The increase rate in the number of blood donors by special promotions showed positive results in many regions. Among these, the offering sports viewing tickets was particularly effective. Therefore, it is suggested to use sports viewing tickets as a means to effectively increase the number of blood donors during anticipated periods of blood shortage.
Episode for Data Collection
Here, I will conclude the analysis by sharing an episode from the data collection. The data used in this research was collected through various channels. For data related to blood services statistics, I was able to obtain well-organized information through the Statistics Korea API. However, other data sources were not as easily accessible, which was somewhat disappointing. While blood stock, usage, and supply data are available through other APIs, they only provide monthly data, which lacks the resolution needed for detailed analysis.

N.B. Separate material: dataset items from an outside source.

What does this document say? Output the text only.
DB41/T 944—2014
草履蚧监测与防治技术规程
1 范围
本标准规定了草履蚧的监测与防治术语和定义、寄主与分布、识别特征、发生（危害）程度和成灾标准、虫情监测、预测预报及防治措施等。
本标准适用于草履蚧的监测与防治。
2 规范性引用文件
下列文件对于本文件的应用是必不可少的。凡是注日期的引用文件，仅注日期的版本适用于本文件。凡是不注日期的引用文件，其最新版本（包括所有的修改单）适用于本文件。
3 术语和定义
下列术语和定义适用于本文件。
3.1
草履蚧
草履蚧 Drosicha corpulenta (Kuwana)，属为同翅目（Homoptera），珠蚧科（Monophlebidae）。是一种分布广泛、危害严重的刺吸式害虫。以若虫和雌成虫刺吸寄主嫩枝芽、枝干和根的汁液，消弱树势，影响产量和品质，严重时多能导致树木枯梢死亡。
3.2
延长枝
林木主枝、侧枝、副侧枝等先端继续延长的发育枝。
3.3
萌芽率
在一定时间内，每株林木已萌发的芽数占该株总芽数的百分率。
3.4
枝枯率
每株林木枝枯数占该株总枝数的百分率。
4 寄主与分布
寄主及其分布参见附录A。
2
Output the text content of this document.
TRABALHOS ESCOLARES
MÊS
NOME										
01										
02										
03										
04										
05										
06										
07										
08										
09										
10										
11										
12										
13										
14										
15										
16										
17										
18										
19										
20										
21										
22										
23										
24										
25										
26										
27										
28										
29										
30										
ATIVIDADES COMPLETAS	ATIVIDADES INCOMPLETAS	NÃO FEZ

Fortunately, since the Korean Red Cross is a government organization, we were able to request daily data on blood stock, usage, and supply, as well as data on the giveaway promotion through a "Public Information Request". Government departments or public institutions often provide access to such data, excluding sensitive personal information. I encourage other researchers to actively use information disclosure requests to obtain high-quality data. Especially, in South Korea, where the digitization of administrative data is well-developed, researchers can access the materials they need for their studies.